PETA Calls For Police Investigation After Monkey Dies in Unattended, Hot Van at UC-Davis
For Immediate Release:
September 19, 2023
Contact:
Tasgola Bruner 202-483-7382
Please see the following statement from PETA Vice President Dr. Alka Chandna regarding the death of a monkey who was left caged and unattended in a sweltering van by University of California–Davis staffers:
Obscenely incompetent staff at the University of California–Davis killed a monkey by leaving her to roast inside a closed van with a heater blasting 130-degree air directly into her steel cage for up to 90 minutes. PETA is strongly urging the Yolo County Sheriff’s Office to investigate this apparent violation of California’s law against cruelty to animals, which includes provisions against leaving an animal in a hot vehicle.

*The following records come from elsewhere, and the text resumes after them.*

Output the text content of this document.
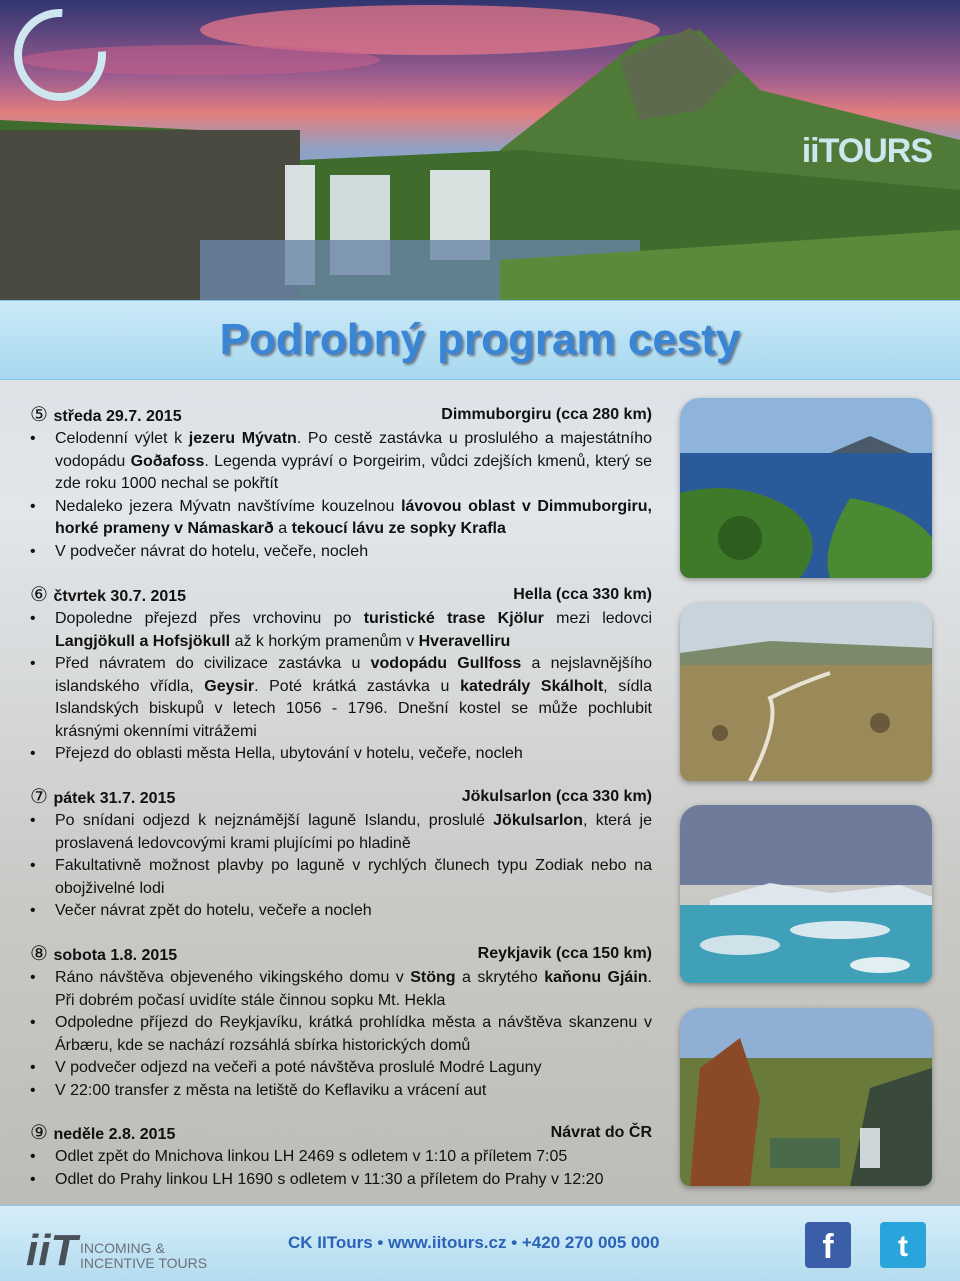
iiTOURS
Podrobný program cesty
⑤ středa 29.7. 2015	Dimmuborgiru (cca 280 km)
• Celodenní výlet k jezeru Mývatn. Po cestě zastávka u proslulého a majestátního vodopádu Goðafoss. Legenda vypráví o Þorgeirim, vůdci zdejších kmenů, který se zde roku 1000 nechal se pokřtít
• Nedaleko jezera Mývatn navštívíme kouzelnou lávovou oblast v Dimmuborgiru, horké prameny v Námaskarð a tekoucí lávu ze sopky Krafla
• V podvečer návrat do hotelu, večeře, nocleh
⑥ čtvrtek 30.7. 2015	Hella (cca 330 km)
• Dopoledne přejezd přes vrchovinu po turistické trase Kjölur mezi ledovci Langjökull a Hofsjökull až k horkým pramenům v Hveravelliru
• Před návratem do civilizace zastávka u vodopádu Gullfoss a nejslavnějšího islandského vřídla, Geysir. Poté krátká zastávka u katedrály Skálholt, sídla Islandských biskupů v letech 1056 - 1796. Dnešní kostel se může pochlubit krásnými okenními vitrážemi
• Přejezd do oblasti města Hella, ubytování v hotelu, večeře, nocleh
⑦ pátek 31.7. 2015	Jökulsarlon (cca 330 km)
• Po snídani odjezd k nejznámější laguně Islandu, proslulé Jökulsarlon, která je proslavená ledovcovými krami plujícími po hladině
• Fakultativně možnost plavby po laguně v rychlých člunech typu Zodiak nebo na obojživelné lodi
• Večer návrat zpět do hotelu, večeře a nocleh
⑧ sobota 1.8. 2015	Reykjavik (cca 150 km)
• Ráno návštěva objeveného vikingského domu v Stöng a skrytého kaňonu Gjáin. Při dobrém počasí uvidíte stále činnou sopku Mt. Hekla
• Odpoledne příjezd do Reykjavíku, krátká prohlídka města a návštěva skanzenu v Árbæru, kde se nachází rozsáhlá sbírka historických domů
• V podvečer odjezd na večeři a poté návštěva proslulé Modré Laguny
• V 22:00 transfer z města na letiště do Keflaviku a vrácení aut
⑨ neděle 2.8. 2015	Návrat do ČR
• Odlet zpět do Mnichova linkou LH 2469 s odletem v 1:10 a příletem 7:05
• Odlet do Prahy linkou LH 1690 s odletem v 11:30 a příletem do Prahy v 12:20
iiT INCOMING &
INCENTIVE TOURS
CK IITours • www.iitours.cz • +420 270 005 000	f	t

According to an external review of the incident obtained by PETA, on May 12 university staff took two monkeys from the California National Primate Research Center to a secondary facility for an experiment. Staff took one monkey inside but left the second, a female rhesus macaque, in a stainless-steel cage in the van. Despite mild temperatures, staff turned on a heater in the van, blowing hot air into the cage below. Staff then abandoned the van and the monkey for up to 90 minutes as the temperature climbed to 110 degrees.
UC-Davis should redirect its resources toward modern, non-animal research methods that don’t kill animals and will actually help humans, and we urge officials there to adopt PETA’s Research Modernization Deal.